Canadian equities continue to surge for a second consecutive session on Monday as growing speculation about more interest rate cuts in the U.S. helped investors temporarily shake off concerns around commodity price volatility and tech valuations. As a result, the S&P/TSX Composite Index jumped by 444 points, or 1.5%, to settle at 30,604 — marking its biggest single-day percentage gain in over a month and its second-highest closing level of November.
While some sectors, such as consumer staples and industrials, witnessed weakness, solid gains in mining, healthcare, and technology stocks pushed the TSX index higher.
Top TSX Composite movers and active stocks
Celestica, Fortuna Mining, Aris Mining, and Energy Fuels were the top-performing TSX stocks for the day, with each climbing by at least 9.7%.
Similarly, shares of Barrick Gold (TSX:ABX) were also among the day’s top gainers on the Toronto Stock Exchange, as they rose 8.5% to $55.93 apiece. This rally in ABX stock came after the Toronto-headquartered gold miner announced a full resolution of its disputes with the Government of Mali.

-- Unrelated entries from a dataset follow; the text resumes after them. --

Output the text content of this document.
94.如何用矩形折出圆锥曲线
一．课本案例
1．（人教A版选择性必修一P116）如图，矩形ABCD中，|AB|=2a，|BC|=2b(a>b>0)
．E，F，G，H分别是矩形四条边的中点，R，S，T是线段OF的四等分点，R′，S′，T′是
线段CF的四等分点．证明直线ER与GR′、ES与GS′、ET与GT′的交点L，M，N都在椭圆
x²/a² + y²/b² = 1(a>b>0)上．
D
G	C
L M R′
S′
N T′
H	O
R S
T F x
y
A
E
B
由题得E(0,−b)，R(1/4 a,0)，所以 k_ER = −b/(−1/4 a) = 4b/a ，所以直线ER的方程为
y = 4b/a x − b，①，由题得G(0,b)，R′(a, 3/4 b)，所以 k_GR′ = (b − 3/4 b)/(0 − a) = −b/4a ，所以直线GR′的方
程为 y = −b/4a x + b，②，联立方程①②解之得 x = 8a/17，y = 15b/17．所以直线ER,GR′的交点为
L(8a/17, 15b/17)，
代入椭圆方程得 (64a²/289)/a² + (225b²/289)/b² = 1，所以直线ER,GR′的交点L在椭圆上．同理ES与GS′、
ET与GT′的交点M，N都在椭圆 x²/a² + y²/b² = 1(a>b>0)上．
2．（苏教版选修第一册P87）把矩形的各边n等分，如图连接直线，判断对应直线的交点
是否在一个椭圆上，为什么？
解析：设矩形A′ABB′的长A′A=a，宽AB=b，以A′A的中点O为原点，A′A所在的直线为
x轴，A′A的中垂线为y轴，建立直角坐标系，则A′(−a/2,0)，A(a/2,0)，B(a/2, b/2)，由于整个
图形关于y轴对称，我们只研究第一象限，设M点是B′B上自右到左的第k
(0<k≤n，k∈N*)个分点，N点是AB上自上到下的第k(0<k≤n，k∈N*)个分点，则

As part of the agreement, all charges against Barrick and its staff will be dropped, detained employees will be released, and the company will regain operational control of its Loulo-Gounkoto gold complex. This settlement also includes Barrick’s withdrawal of pending international arbitration claims. The sharp surge in ABX stock clearly reflected investors’ relief over the restored stability of one of Barrick’s key mining assets.
In contrast, Canadian National Railway, Maple Leaf Foods, Telus, and Empire Company slipped by more than 2% each, making them the session’s worst-performing TSX stocks.
Based on their daily trade volume, Canadian Natural Resources, Telus, Barrick Mining, Cenovus Energy, and Enbridge were the five most active stocks on the exchange.
TSX today
After showing a sharp recovery in the previous session, crude oil and gold prices were largely flat in early morning trading on Tuesday, pointing to a muted opening for the resource-heavy main TSX index today.
While no major domestic economic releases are due, Canadian investors will closely monitor the important retail sales, wholesale inflation, and consumer confidence data from the United States this morning.
These economic data points could influence market sentiment on both sides of the border, especially as they may shape expectations around the Federal Reserve’s next moves on interest rates. That’s why rate-sensitive sectors such as financials and real estate may respond sharply depending on how the numbers come in.